Di sisi lain, diikat oleh tali sejarah peradaban yang panjang dan diakui oleh bangsa sendiri dan asing, frasa bahasa Indonesia berasal dari Riau itu hampir menjadi mitos. Sebagai mitos, orang tidak lagi mengedepankan pikiran, tetapi bercampur dengan perasaan. Maka pengakuan Riau sebagai cikal bakal bahasa tersebut seolah-olah sebagai harga mati, tidak ada tawaran lain. Segala alasan untuk meragukannya, dengan sendirinya tertolak.

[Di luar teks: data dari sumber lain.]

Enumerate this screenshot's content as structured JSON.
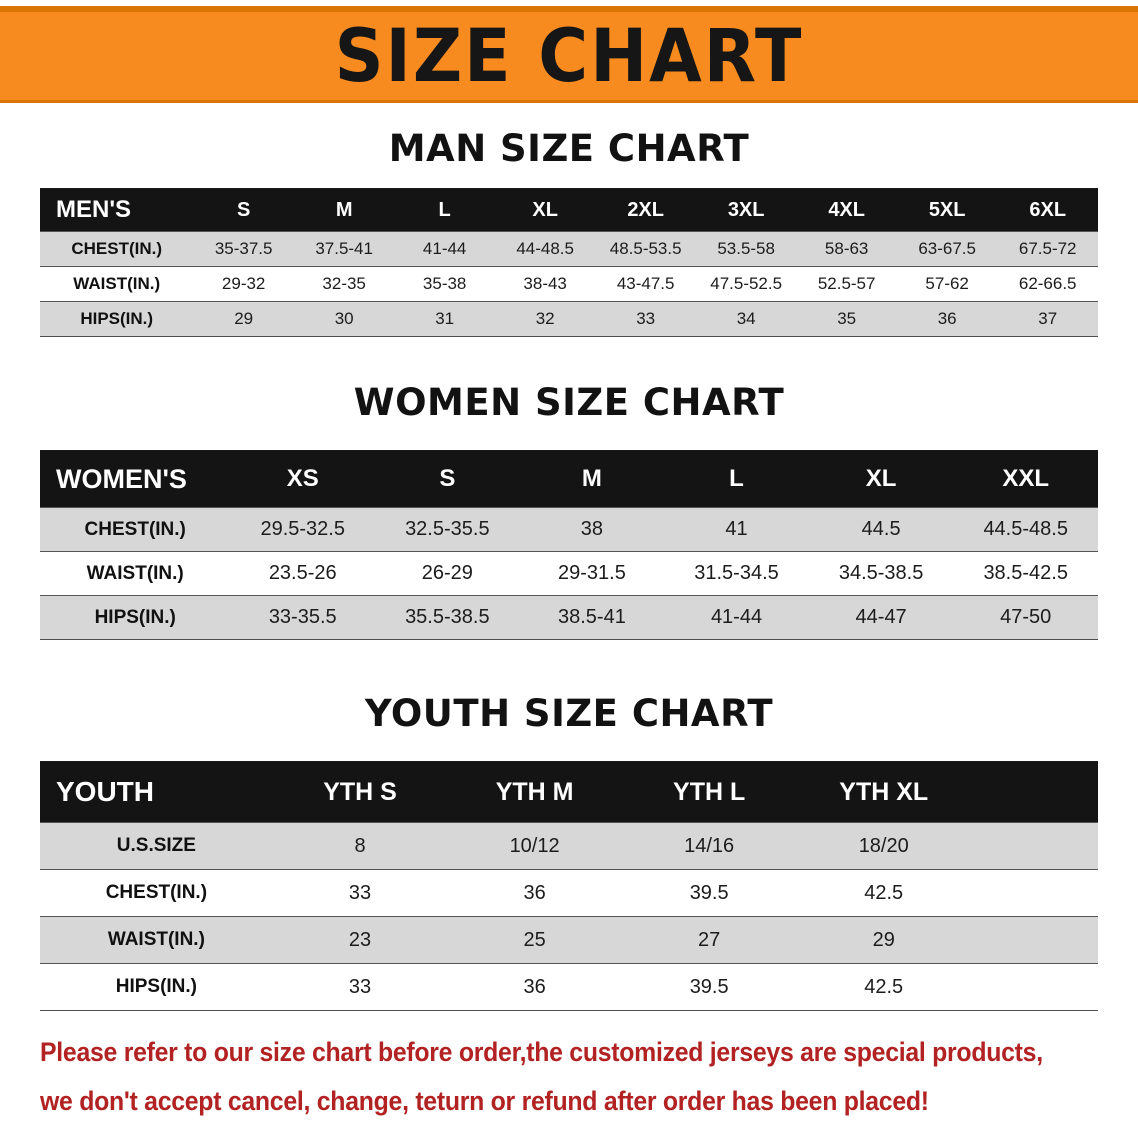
{
  "banner": {
    "title": "SIZE CHART",
    "bg_color": "#f78b1f",
    "border_color": "#da7404"
  },
  "colors": {
    "header_row_bg": "#141414",
    "header_row_text": "#ffffff",
    "alt_row_gray": "#d7d7d7",
    "notice_red": "#b22222"
  },
  "sections": {
    "men": {
      "heading": "MAN SIZE CHART",
      "table": {
        "header": [
          "MEN'S",
          "S",
          "M",
          "L",
          "XL",
          "2XL",
          "3XL",
          "4XL",
          "5XL",
          "6XL"
        ],
        "rows": [
          {
            "label": "CHEST(IN.)",
            "values": [
              "35-37.5",
              "37.5-41",
              "41-44",
              "44-48.5",
              "48.5-53.5",
              "53.5-58",
              "58-63",
              "63-67.5",
              "67.5-72"
            ]
          },
          {
            "label": "WAIST(IN.)",
            "values": [
              "29-32",
              "32-35",
              "35-38",
              "38-43",
              "43-47.5",
              "47.5-52.5",
              "52.5-57",
              "57-62",
              "62-66.5"
            ]
          },
          {
            "label": "HIPS(IN.)",
            "values": [
              "29",
              "30",
              "31",
              "32",
              "33",
              "34",
              "35",
              "36",
              "37"
            ]
          }
        ],
        "filler": false
      }
    },
    "women": {
      "heading": "WOMEN SIZE CHART",
      "table": {
        "header": [
          "WOMEN'S",
          "XS",
          "S",
          "M",
          "L",
          "XL",
          "XXL"
        ],
        "rows": [
          {
            "label": "CHEST(IN.)",
            "values": [
              "29.5-32.5",
              "32.5-35.5",
              "38",
              "41",
              "44.5",
              "44.5-48.5"
            ]
          },
          {
            "label": "WAIST(IN.)",
            "values": [
              "23.5-26",
              "26-29",
              "29-31.5",
              "31.5-34.5",
              "34.5-38.5",
              "38.5-42.5"
            ]
          },
          {
            "label": "HIPS(IN.)",
            "values": [
              "33-35.5",
              "35.5-38.5",
              "38.5-41",
              "41-44",
              "44-47",
              "47-50"
            ]
          }
        ],
        "filler": false
      }
    },
    "youth": {
      "heading": "YOUTH SIZE CHART",
      "table": {
        "header": [
          "YOUTH",
          "YTH S",
          "YTH M",
          "YTH L",
          "YTH XL"
        ],
        "rows": [
          {
            "label": "U.S.SIZE",
            "values": [
              "8",
              "10/12",
              "14/16",
              "18/20"
            ]
          },
          {
            "label": "CHEST(IN.)",
            "values": [
              "33",
              "36",
              "39.5",
              "42.5"
            ]
          },
          {
            "label": "WAIST(IN.)",
            "values": [
              "23",
              "25",
              "27",
              "29"
            ]
          },
          {
            "label": "HIPS(IN.)",
            "values": [
              "33",
              "36",
              "39.5",
              "42.5"
            ]
          }
        ],
        "filler": true
      }
    }
  },
  "footer": {
    "line1": "Please refer to our size chart before order,the customized jerseys are special products,",
    "line2": "we don't accept cancel, change, teturn or refund after order has been placed!"
  }
}
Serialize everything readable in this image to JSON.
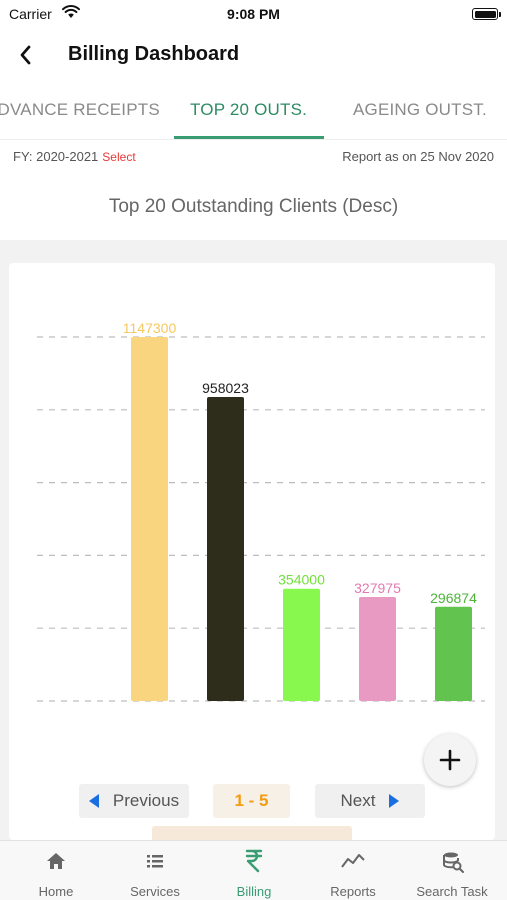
{
  "status_bar": {
    "carrier": "Carrier",
    "time": "9:08 PM"
  },
  "nav": {
    "title": "Billing Dashboard"
  },
  "tabs": [
    {
      "label": "ADVANCE RECEIPTS"
    },
    {
      "label": "TOP 20 OUTS."
    },
    {
      "label": "AGEING OUTST."
    }
  ],
  "fy": {
    "label": "FY: 2020-2021",
    "select": "Select",
    "report_date": "Report as on 25 Nov 2020"
  },
  "section_title": "Top 20 Outstanding Clients (Desc)",
  "chart_data": {
    "type": "bar",
    "values": [
      1147300,
      958023,
      354000,
      327975,
      296874
    ],
    "labels": [
      "1147300",
      "958023",
      "354000",
      "327975",
      "296874"
    ],
    "colors": [
      "#fad580",
      "#2e2d1c",
      "#88f84f",
      "#e89ac3",
      "#62c34f"
    ],
    "label_colors": [
      "#f6c85f",
      "#222222",
      "#72e23b",
      "#e07ab0",
      "#4fb33c"
    ],
    "ylim": [
      0,
      1147300
    ],
    "grid": true
  },
  "pager": {
    "prev": "Previous",
    "range": "1 - 5",
    "next": "Next"
  },
  "colors": {
    "accent": "#3a9c73",
    "select": "#e53935",
    "arrow": "#1a6fe0"
  },
  "bottom_tabs": [
    {
      "label": "Home",
      "icon": "home-icon"
    },
    {
      "label": "Services",
      "icon": "list-icon"
    },
    {
      "label": "Billing",
      "icon": "rupee-icon"
    },
    {
      "label": "Reports",
      "icon": "trend-icon"
    },
    {
      "label": "Search Task",
      "icon": "database-search-icon"
    }
  ]
}
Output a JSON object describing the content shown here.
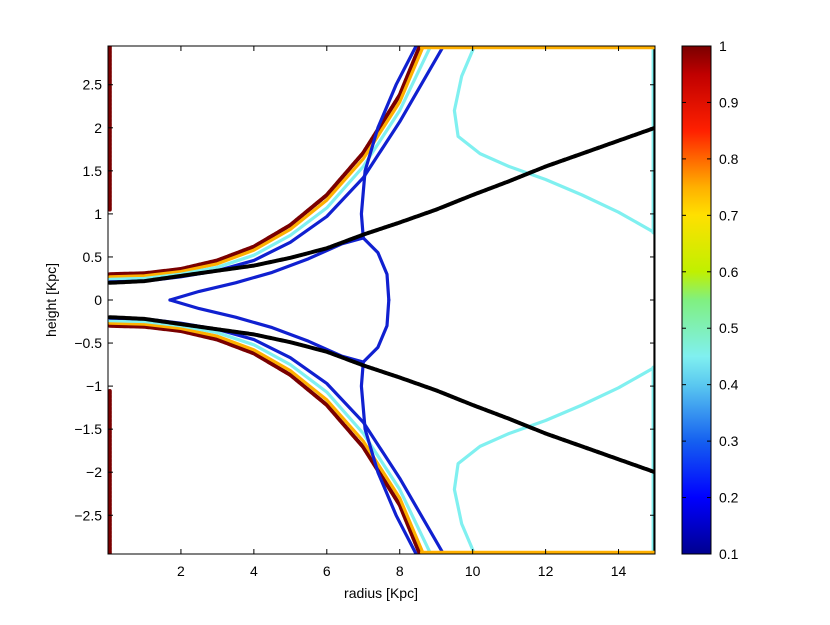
{
  "chart_data": {
    "type": "line",
    "subtype": "contour",
    "title": "",
    "xlabel": "radius [Kpc]",
    "ylabel": "height [Kpc]",
    "xlim": [
      0,
      15
    ],
    "ylim": [
      -2.95,
      2.95
    ],
    "xticks": [
      2,
      4,
      6,
      8,
      10,
      12,
      14
    ],
    "yticks": [
      -2.5,
      -2,
      -1.5,
      -1,
      -0.5,
      0,
      0.5,
      1,
      1.5,
      2,
      2.5
    ],
    "xtick_labels": [
      "2",
      "4",
      "6",
      "8",
      "10",
      "12",
      "14"
    ],
    "ytick_labels": [
      "−2.5",
      "−2",
      "−1.5",
      "−1",
      "−0.5",
      "0",
      "0.5",
      "1",
      "1.5",
      "2",
      "2.5"
    ],
    "grid": false,
    "colorbar": {
      "colormap": "jet",
      "range": [
        0.1,
        1
      ],
      "ticks": [
        0.1,
        0.2,
        0.3,
        0.4,
        0.5,
        0.6,
        0.7,
        0.8,
        0.9,
        1
      ],
      "tick_labels": [
        "0.1",
        "0.2",
        "0.3",
        "0.4",
        "0.5",
        "0.6",
        "0.7",
        "0.8",
        "0.9",
        "1"
      ]
    },
    "series": [
      {
        "color": "#7a0000",
        "style": "dotted-thick",
        "mirror": true,
        "points": [
          [
            0.05,
            0.3
          ],
          [
            1,
            0.31
          ],
          [
            2,
            0.36
          ],
          [
            3,
            0.46
          ],
          [
            4,
            0.62
          ],
          [
            5,
            0.87
          ],
          [
            6,
            1.22
          ],
          [
            7,
            1.71
          ],
          [
            8,
            2.38
          ],
          [
            8.55,
            2.95
          ]
        ]
      },
      {
        "color": "#ffb000",
        "mirror": true,
        "points": [
          [
            0.05,
            0.27
          ],
          [
            1,
            0.28
          ],
          [
            2,
            0.33
          ],
          [
            3,
            0.42
          ],
          [
            4,
            0.58
          ],
          [
            5,
            0.82
          ],
          [
            6,
            1.16
          ],
          [
            7,
            1.64
          ],
          [
            8,
            2.3
          ],
          [
            8.65,
            2.95
          ]
        ]
      },
      {
        "color": "#80f0f0",
        "mirror": true,
        "points": [
          [
            0.05,
            0.24
          ],
          [
            1,
            0.25
          ],
          [
            2,
            0.3
          ],
          [
            3,
            0.38
          ],
          [
            4,
            0.52
          ],
          [
            5,
            0.75
          ],
          [
            6,
            1.07
          ],
          [
            7,
            1.55
          ],
          [
            8,
            2.2
          ],
          [
            8.85,
            2.95
          ]
        ]
      },
      {
        "color": "#1020d0",
        "mirror": true,
        "points": [
          [
            0.05,
            0.21
          ],
          [
            1,
            0.22
          ],
          [
            2,
            0.27
          ],
          [
            3,
            0.34
          ],
          [
            4,
            0.46
          ],
          [
            5,
            0.67
          ],
          [
            6,
            0.97
          ],
          [
            7,
            1.42
          ],
          [
            8,
            2.07
          ],
          [
            9.2,
            2.95
          ]
        ]
      },
      {
        "color": "#1020d0",
        "mirror": true,
        "points": [
          [
            1.7,
            0.0
          ],
          [
            2.5,
            0.1
          ],
          [
            3.5,
            0.2
          ],
          [
            4.5,
            0.32
          ],
          [
            5.5,
            0.48
          ],
          [
            6.4,
            0.65
          ],
          [
            7.0,
            0.72
          ],
          [
            7.4,
            0.55
          ],
          [
            7.65,
            0.3
          ],
          [
            7.7,
            0.0
          ]
        ]
      },
      {
        "color": "#1020d0",
        "mirror": true,
        "points": [
          [
            7.0,
            0.72
          ],
          [
            6.95,
            1.0
          ],
          [
            7.05,
            1.5
          ],
          [
            7.4,
            2.0
          ],
          [
            7.9,
            2.5
          ],
          [
            8.45,
            2.95
          ]
        ]
      },
      {
        "color": "#80f0f0",
        "mirror": true,
        "points": [
          [
            10.05,
            2.95
          ],
          [
            9.7,
            2.6
          ],
          [
            9.5,
            2.2
          ],
          [
            9.6,
            1.9
          ],
          [
            10.2,
            1.7
          ],
          [
            11,
            1.55
          ],
          [
            12,
            1.4
          ],
          [
            13,
            1.22
          ],
          [
            14,
            1.02
          ],
          [
            15,
            0.78
          ]
        ]
      },
      {
        "color": "#80f0f0",
        "mirror": true,
        "points": [
          [
            14.95,
            0.78
          ],
          [
            14.95,
            2.95
          ]
        ]
      },
      {
        "color": "#000000",
        "style": "dotted-thick",
        "mirror": true,
        "points": [
          [
            0.05,
            0.2
          ],
          [
            1,
            0.22
          ],
          [
            2,
            0.28
          ],
          [
            3,
            0.34
          ],
          [
            4,
            0.4
          ],
          [
            5,
            0.49
          ],
          [
            6,
            0.6
          ],
          [
            7,
            0.76
          ],
          [
            8,
            0.9
          ],
          [
            9,
            1.05
          ],
          [
            10,
            1.22
          ],
          [
            11,
            1.38
          ],
          [
            12,
            1.55
          ],
          [
            13,
            1.7
          ],
          [
            14,
            1.85
          ],
          [
            15,
            2.0
          ]
        ]
      },
      {
        "color": "#000000",
        "mirror": false,
        "points": [
          [
            15,
            -2.95
          ],
          [
            15,
            2.95
          ]
        ]
      },
      {
        "color": "#7a0000",
        "style": "dotted-thick",
        "mirror": false,
        "points": [
          [
            0.05,
            -2.95
          ],
          [
            0.05,
            -1.05
          ]
        ]
      },
      {
        "color": "#7a0000",
        "style": "dotted-thick",
        "mirror": false,
        "points": [
          [
            0.05,
            1.05
          ],
          [
            0.05,
            2.95
          ]
        ]
      },
      {
        "color": "#7a0000",
        "style": "dotted-thick",
        "mirror": true,
        "points": [
          [
            8.55,
            2.95
          ],
          [
            15,
            2.95
          ]
        ]
      },
      {
        "color": "#ffb000",
        "mirror": true,
        "points": [
          [
            8.6,
            2.93
          ],
          [
            15,
            2.93
          ]
        ]
      }
    ]
  }
}
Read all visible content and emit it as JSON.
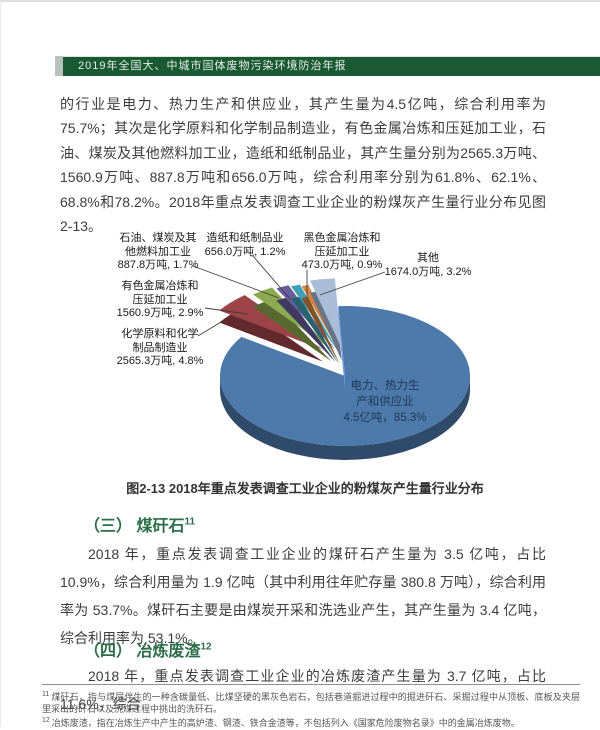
{
  "header": {
    "title": "2019年全国大、中城市固体废物污染环境防治年报"
  },
  "paragraphs": {
    "p1": "的行业是电力、热力生产和供应业，其产生量为4.5亿吨，综合利用率为75.7%；其次是化学原料和化学制品制造业，有色金属冶炼和压延加工业，石油、煤炭及其他燃料加工业，造纸和纸制品业，其产生量分别为2565.3万吨、1560.9万吨、887.8万吨和656.0万吨，综合利用率分别为61.8%、62.1%、68.8%和78.2%。2018年重点发表调查工业企业的粉煤灰产生量行业分布见图2-13。"
  },
  "sections": [
    {
      "heading": "（三） 煤矸石",
      "sup": "11",
      "body": "2018 年，重点发表调查工业企业的煤矸石产生量为 3.5 亿吨，占比 10.9%，综合利用量为 1.9 亿吨（其中利用往年贮存量 380.8 万吨），综合利用率为 53.7%。煤矸石主要是由煤炭开采和洗选业产生，其产生量为 3.4 亿吨，综合利用率为 53.1%。"
    },
    {
      "heading": "（四） 冶炼废渣",
      "sup": "12",
      "body": "2018 年，重点发表调查工业企业的冶炼废渣产生量为 3.7 亿吨，占比 11.6%，综合"
    }
  ],
  "footnotes": [
    {
      "num": "11",
      "text": "煤矸石，指与煤层伴生的一种含碳量低、比煤坚硬的黑灰色岩石，包括巷道掘进过程中的掘进矸石、采掘过程中从顶板、底板及夹层里采出的矸石以及洗煤过程中挑出的洗矸石。"
    },
    {
      "num": "12",
      "text": "冶炼废渣，指在冶炼生产中产生的高炉渣、钢渣、铁合金渣等，不包括列入《国家危险废物名录》中的金属冶炼废物。"
    }
  ],
  "chart_data": {
    "type": "pie",
    "style": "3d-exploded",
    "title": "图2-13 2018年重点发表调查工业企业的粉煤灰产生量行业分布",
    "legend_position": "none",
    "labels_style": "direct labels with leader lines",
    "slices": [
      {
        "label": "化学原料和化学制品制造业",
        "value_label": "2565.3万吨, 4.8%",
        "value_wan_t": 2565.3,
        "pct": 4.8,
        "color": "#9e4449"
      },
      {
        "label": "有色金属冶炼和压延加工业",
        "value_label": "1560.9万吨, 2.9%",
        "value_wan_t": 1560.9,
        "pct": 2.9,
        "color": "#8caa4f"
      },
      {
        "label": "石油、煤炭及其他燃料加工业",
        "value_label": "887.8万吨, 1.7%",
        "value_wan_t": 887.8,
        "pct": 1.7,
        "color": "#695d9b"
      },
      {
        "label": "造纸和纸制品业",
        "value_label": "656.0万吨, 1.2%",
        "value_wan_t": 656.0,
        "pct": 1.2,
        "color": "#41a0b5"
      },
      {
        "label": "黑色金属冶炼和压延加工业",
        "value_label": "473.0万吨, 0.9%",
        "value_wan_t": 473.0,
        "pct": 0.9,
        "color": "#d28540"
      },
      {
        "label": "其他",
        "value_label": "1674.0万吨, 3.2%",
        "value_wan_t": 1674.0,
        "pct": 3.2,
        "color": "#a9bdd9"
      },
      {
        "label": "电力、热力生产和供应业",
        "value_label": "4.5亿吨，85.3%",
        "value_wan_t": 45000,
        "pct": 85.3,
        "color": "#4d79ab"
      }
    ],
    "colors": {
      "header_green": "#1a5a33",
      "heading_green": "#2d6e4a",
      "leader_line": "#3f3f3f"
    }
  }
}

Meskipun demikian, tidak perlu berjiwa kerdil sebagaimana ungkapan pejabat di Pusat Bahasa sendiri, Abdul Rozak Zaidan yang menyebut kemasygulan saya terhadap perkembangan bahasa Indonesia dalam konteks bahasa Melayu Riau sebagai bibit disintegrasi bangsa (Sawomanila, tanpa tarikh). Juga tidak semudah pernyataan Maryanto, yang melabelkan dirinya sebagai pemerhati politik bahasa bahwa terjadi kontra-identitas karena pelengketan Melayu dalam bahasa Indonesia (Tempo.co dan Koran Tempo, 22-23/8/2014).
Sungguh, Melayu Riau masih punya akal sehat untuk bangsa ini.